Across the states, the patterns are familiar, with Tasmania still reporting the highest proportion of households in mortgage stress thanks to low wages, and rising home prices. Victoria continues to be impacted by the longer lock-downs. Rental stress is being exacerbated by the end of tenant protections, so expect to see more evictions, and rent rises in the weeks ahead. Property investors in NSW are still having rental flow issues (due to high vacancies and lower rents).
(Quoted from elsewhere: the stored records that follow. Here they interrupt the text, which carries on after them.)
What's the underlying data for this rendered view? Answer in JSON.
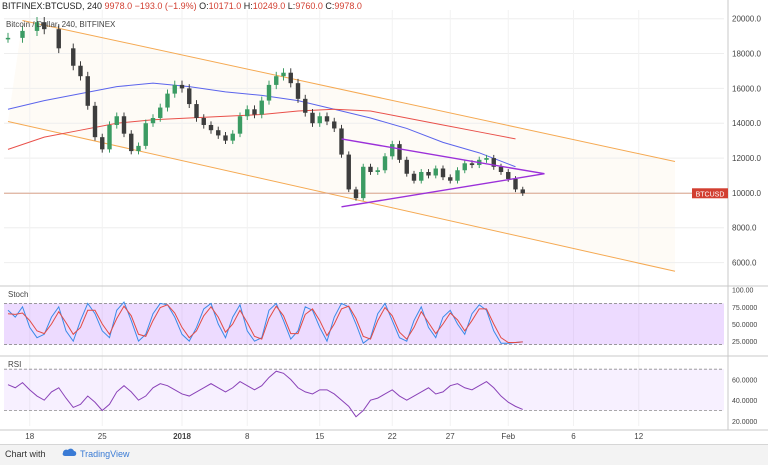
{
  "header": {
    "symbol": "BITFINEX:BTCUSD, 240",
    "ohlc": [
      {
        "label": "",
        "value": "9978.0"
      },
      {
        "label": "",
        "value": "−193.0 (−1.9%)"
      },
      {
        "label": "O:",
        "value": "10171.0"
      },
      {
        "label": "H:",
        "value": "10249.0"
      },
      {
        "label": "L:",
        "value": "9760.0"
      },
      {
        "label": "C:",
        "value": "9978.0"
      }
    ],
    "subtitle": "Bitcoin / Dollar, 240, BITFINEX"
  },
  "footer": {
    "prefix": "Chart with",
    "brand": "TradingView"
  },
  "colors": {
    "up": "#3b9b63",
    "down": "#3d3d3d",
    "channel": "#f5a952",
    "triangle": "#9b30d9",
    "ma_fast": "#5b64ec",
    "ma_slow": "#e9504a",
    "stoch_k": "#3a8be8",
    "stoch_d": "#e24b44",
    "rsi": "#8a42b8",
    "price_tag": "#d23f31"
  },
  "chart_data": [
    {
      "type": "candlestick",
      "panel": "price",
      "ylim": [
        5000,
        20500
      ],
      "y_ticks": [
        "20000.0",
        "18000.0",
        "16000.0",
        "14000.0",
        "12000.0",
        "10000.0",
        "8000.0",
        "6000.0"
      ],
      "x_ticks": [
        "18",
        "25",
        "2018",
        "8",
        "15",
        "22",
        "27",
        "Feb",
        "6",
        "12"
      ],
      "last_price_label": "BTCUSD",
      "last_price": 9978,
      "points": [
        {
          "x": 0,
          "y": 18900
        },
        {
          "x": 2,
          "y": 19300
        },
        {
          "x": 4,
          "y": 19800
        },
        {
          "x": 5,
          "y": 19400
        },
        {
          "x": 7,
          "y": 18300
        },
        {
          "x": 9,
          "y": 17300
        },
        {
          "x": 10,
          "y": 16700
        },
        {
          "x": 11,
          "y": 15000
        },
        {
          "x": 12,
          "y": 13200
        },
        {
          "x": 13,
          "y": 12500
        },
        {
          "x": 14,
          "y": 13900
        },
        {
          "x": 15,
          "y": 14400
        },
        {
          "x": 16,
          "y": 13400
        },
        {
          "x": 17,
          "y": 12400
        },
        {
          "x": 18,
          "y": 12700
        },
        {
          "x": 19,
          "y": 14000
        },
        {
          "x": 20,
          "y": 14300
        },
        {
          "x": 21,
          "y": 14900
        },
        {
          "x": 22,
          "y": 15700
        },
        {
          "x": 23,
          "y": 16200
        },
        {
          "x": 24,
          "y": 16000
        },
        {
          "x": 25,
          "y": 15100
        },
        {
          "x": 26,
          "y": 14300
        },
        {
          "x": 27,
          "y": 13900
        },
        {
          "x": 28,
          "y": 13600
        },
        {
          "x": 29,
          "y": 13300
        },
        {
          "x": 30,
          "y": 13000
        },
        {
          "x": 31,
          "y": 13400
        },
        {
          "x": 32,
          "y": 14400
        },
        {
          "x": 33,
          "y": 14800
        },
        {
          "x": 34,
          "y": 14500
        },
        {
          "x": 35,
          "y": 15300
        },
        {
          "x": 36,
          "y": 16200
        },
        {
          "x": 37,
          "y": 16700
        },
        {
          "x": 38,
          "y": 16900
        },
        {
          "x": 39,
          "y": 16300
        },
        {
          "x": 40,
          "y": 15400
        },
        {
          "x": 41,
          "y": 14600
        },
        {
          "x": 42,
          "y": 14000
        },
        {
          "x": 43,
          "y": 14400
        },
        {
          "x": 44,
          "y": 14100
        },
        {
          "x": 45,
          "y": 13700
        },
        {
          "x": 46,
          "y": 12200
        },
        {
          "x": 47,
          "y": 10200
        },
        {
          "x": 48,
          "y": 9700
        },
        {
          "x": 49,
          "y": 11500
        },
        {
          "x": 50,
          "y": 11200
        },
        {
          "x": 51,
          "y": 11300
        },
        {
          "x": 52,
          "y": 12100
        },
        {
          "x": 53,
          "y": 12800
        },
        {
          "x": 54,
          "y": 11900
        },
        {
          "x": 55,
          "y": 11100
        },
        {
          "x": 56,
          "y": 10700
        },
        {
          "x": 57,
          "y": 11200
        },
        {
          "x": 58,
          "y": 11000
        },
        {
          "x": 59,
          "y": 11400
        },
        {
          "x": 60,
          "y": 10900
        },
        {
          "x": 61,
          "y": 10700
        },
        {
          "x": 62,
          "y": 11300
        },
        {
          "x": 63,
          "y": 11700
        },
        {
          "x": 64,
          "y": 11600
        },
        {
          "x": 65,
          "y": 11900
        },
        {
          "x": 66,
          "y": 12000
        },
        {
          "x": 67,
          "y": 11500
        },
        {
          "x": 68,
          "y": 11200
        },
        {
          "x": 69,
          "y": 10800
        },
        {
          "x": 70,
          "y": 10200
        },
        {
          "x": 71,
          "y": 9978
        }
      ],
      "series": [
        {
          "values_x": [
            0,
            5,
            10,
            15,
            20,
            25,
            30,
            35,
            40,
            45,
            50,
            55,
            60,
            65,
            70
          ],
          "values": [
            14800,
            15300,
            15700,
            16100,
            16300,
            16100,
            15800,
            15600,
            15300,
            14800,
            14300,
            13700,
            12900,
            12300,
            11500
          ]
        },
        {
          "values_x": [
            0,
            5,
            10,
            15,
            20,
            25,
            30,
            35,
            40,
            45,
            50,
            55,
            60,
            65,
            70
          ],
          "values": [
            12500,
            13200,
            13600,
            14000,
            14200,
            14300,
            14400,
            14500,
            14700,
            14800,
            14700,
            14300,
            13900,
            13500,
            13100
          ]
        }
      ],
      "annotations": {
        "channel_upper": [
          {
            "x": 2,
            "y": 19900
          },
          {
            "x": 92,
            "y": 11800
          }
        ],
        "channel_lower": [
          {
            "x": 0,
            "y": 14100
          },
          {
            "x": 92,
            "y": 5500
          }
        ],
        "triangle_upper": [
          {
            "x": 46,
            "y": 13100
          },
          {
            "x": 74,
            "y": 11100
          }
        ],
        "triangle_lower": [
          {
            "x": 46,
            "y": 9200
          },
          {
            "x": 74,
            "y": 11100
          }
        ],
        "horizontal_line": 9978
      }
    },
    {
      "type": "line",
      "panel": "stochastic",
      "indicator": "Stoch",
      "ylim": [
        15,
        85
      ],
      "y_ticks": [
        "100.00",
        "75.0000",
        "50.0000",
        "25.0000"
      ],
      "band": [
        20,
        80
      ],
      "series": [
        {
          "values": [
            70,
            60,
            75,
            45,
            30,
            35,
            60,
            75,
            40,
            25,
            55,
            80,
            65,
            40,
            30,
            70,
            82,
            55,
            25,
            35,
            65,
            80,
            78,
            60,
            35,
            25,
            45,
            72,
            80,
            50,
            30,
            60,
            78,
            40,
            25,
            30,
            70,
            80,
            55,
            28,
            40,
            75,
            70,
            45,
            25,
            60,
            80,
            75,
            50,
            22,
            30,
            65,
            80,
            55,
            30,
            25,
            55,
            75,
            45,
            30,
            60,
            70,
            50,
            35,
            65,
            78,
            70,
            40,
            22,
            22,
            23,
            24
          ]
        },
        {
          "values": [
            65,
            64,
            66,
            55,
            40,
            36,
            50,
            68,
            52,
            35,
            45,
            70,
            70,
            50,
            35,
            58,
            76,
            62,
            35,
            32,
            55,
            74,
            78,
            66,
            45,
            30,
            40,
            62,
            75,
            60,
            38,
            50,
            70,
            52,
            32,
            28,
            58,
            76,
            62,
            36,
            36,
            64,
            72,
            55,
            33,
            50,
            72,
            76,
            58,
            32,
            28,
            55,
            74,
            62,
            38,
            28,
            45,
            68,
            52,
            36,
            50,
            66,
            56,
            40,
            55,
            72,
            72,
            50,
            30,
            23,
            23,
            24
          ]
        }
      ]
    },
    {
      "type": "line",
      "panel": "rsi",
      "indicator": "RSI",
      "ylim": [
        15,
        75
      ],
      "y_ticks": [
        "60.0000",
        "40.0000",
        "20.0000"
      ],
      "band": [
        30,
        70
      ],
      "series": [
        {
          "values": [
            55,
            52,
            57,
            50,
            44,
            40,
            48,
            52,
            42,
            33,
            36,
            44,
            38,
            30,
            36,
            48,
            54,
            48,
            40,
            44,
            52,
            56,
            54,
            50,
            46,
            44,
            48,
            52,
            56,
            52,
            48,
            52,
            58,
            54,
            50,
            54,
            62,
            68,
            66,
            60,
            52,
            48,
            46,
            50,
            50,
            46,
            40,
            34,
            24,
            30,
            40,
            42,
            46,
            50,
            44,
            40,
            44,
            48,
            52,
            46,
            48,
            54,
            56,
            52,
            50,
            54,
            58,
            52,
            44,
            38,
            34,
            31
          ]
        }
      ]
    }
  ]
}
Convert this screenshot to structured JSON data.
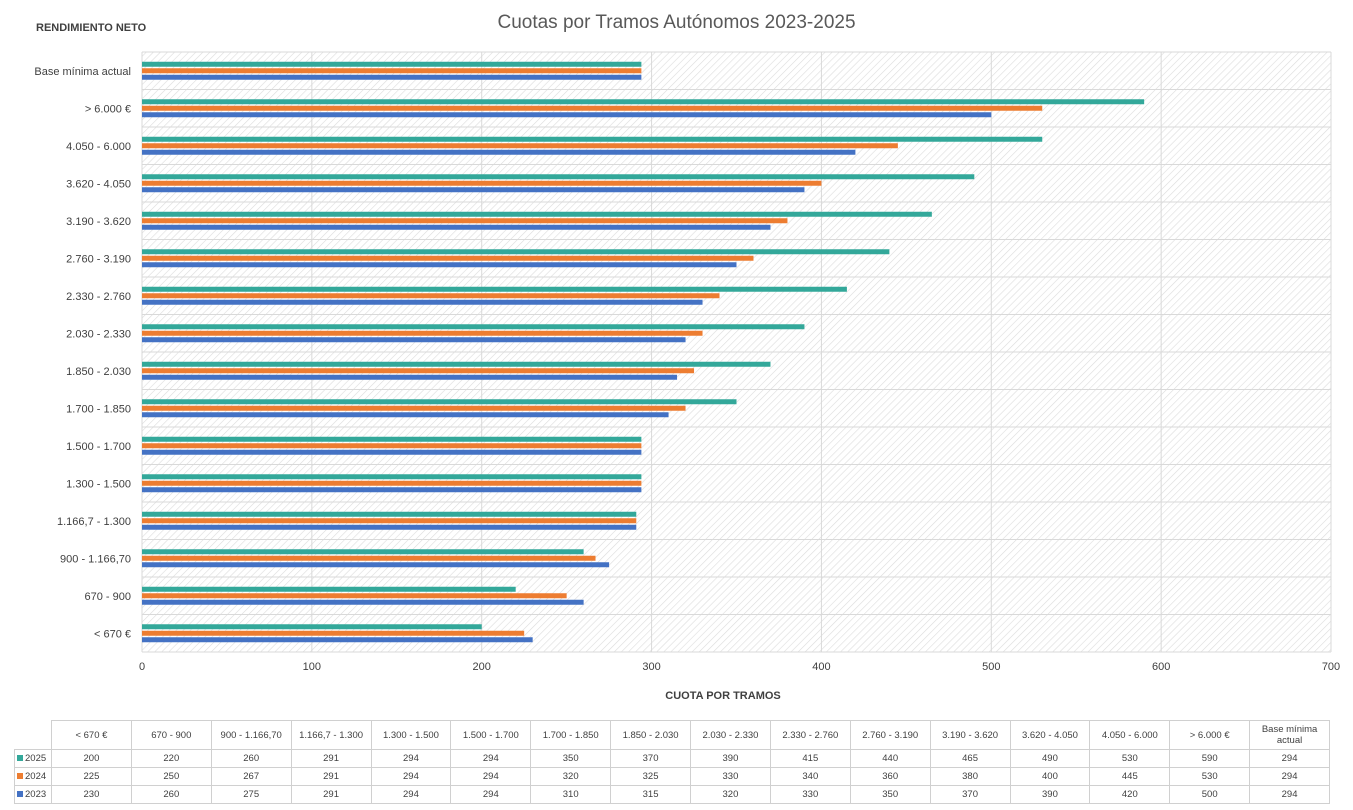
{
  "chart_data": {
    "type": "bar",
    "orientation": "horizontal",
    "title": "Cuotas por Tramos Autónomos 2023-2025",
    "ylabel": "RENDIMIENTO NETO",
    "xlabel": "CUOTA POR TRAMOS",
    "xlim": [
      0,
      700
    ],
    "xticks": [
      0,
      100,
      200,
      300,
      400,
      500,
      600,
      700
    ],
    "grid": true,
    "legend": "data-table",
    "categories": [
      "< 670 €",
      "670 - 900",
      "900 - 1.166,70",
      "1.166,7 - 1.300",
      "1.300 - 1.500",
      "1.500 - 1.700",
      "1.700 - 1.850",
      "1.850 - 2.030",
      "2.030 - 2.330",
      "2.330 - 2.760",
      "2.760 - 3.190",
      "3.190 - 3.620",
      "3.620 - 4.050",
      "4.050 - 6.000",
      "> 6.000 €",
      "Base mínima actual"
    ],
    "table_headers": [
      "< 670 €",
      "670 - 900",
      "900 - 1.166,70",
      "1.166,7 - 1.300",
      "1.300 - 1.500",
      "1.500 - 1.700",
      "1.700 - 1.850",
      "1.850 - 2.030",
      "2.030 - 2.330",
      "2.330 - 2.760",
      "2.760 - 3.190",
      "3.190 - 3.620",
      "3.620 - 4.050",
      "4.050 - 6.000",
      "> 6.000 €",
      "Base mínima actual"
    ],
    "series": [
      {
        "name": "2025",
        "color": "#33a89a",
        "values": [
          200,
          220,
          260,
          291,
          294,
          294,
          350,
          370,
          390,
          415,
          440,
          465,
          490,
          530,
          590,
          294
        ]
      },
      {
        "name": "2024",
        "color": "#ed7d31",
        "values": [
          225,
          250,
          267,
          291,
          294,
          294,
          320,
          325,
          330,
          340,
          360,
          380,
          400,
          445,
          530,
          294
        ]
      },
      {
        "name": "2023",
        "color": "#4472c4",
        "values": [
          230,
          260,
          275,
          291,
          294,
          294,
          310,
          315,
          320,
          330,
          350,
          370,
          390,
          420,
          500,
          294
        ]
      }
    ]
  }
}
Overall financial stress – the aggregated measure across all households is highest in NSW, ACT and VIC.
Across our household segments young growing families, and those on the urban fringe in high growth corridors are being impacted, although across our segments and stress categories, it remains a real patchwork.
The top post codes for mortgage stress include Narre Warren and Fountain Gate, 3805 in Victoria, and Liverpool 2170 in NSW.
The top rental stress post codes include Liverpool 2170, NSW, Mount Druitt and Lethbridge Park 2770, NSW and Westmead 2145 NSW.
Investor stress is highest is St Kilda 3182, Westmead 2145 and Surfers Paradise 4217 in QLD.
Cumulative financial stress is highest in Liverpool 2170, Mount Druitt 2145, and Westmead 2145.
The mapping of mortgage stress to post codes reveals the potential hot spots, which include many of the high growth corridors, where vast estates continue to be built and sold to people who extend themselves to buy them. Many are first time buyers. Given flat wages, and higher unemployment post JobKeeper, this is one to watch.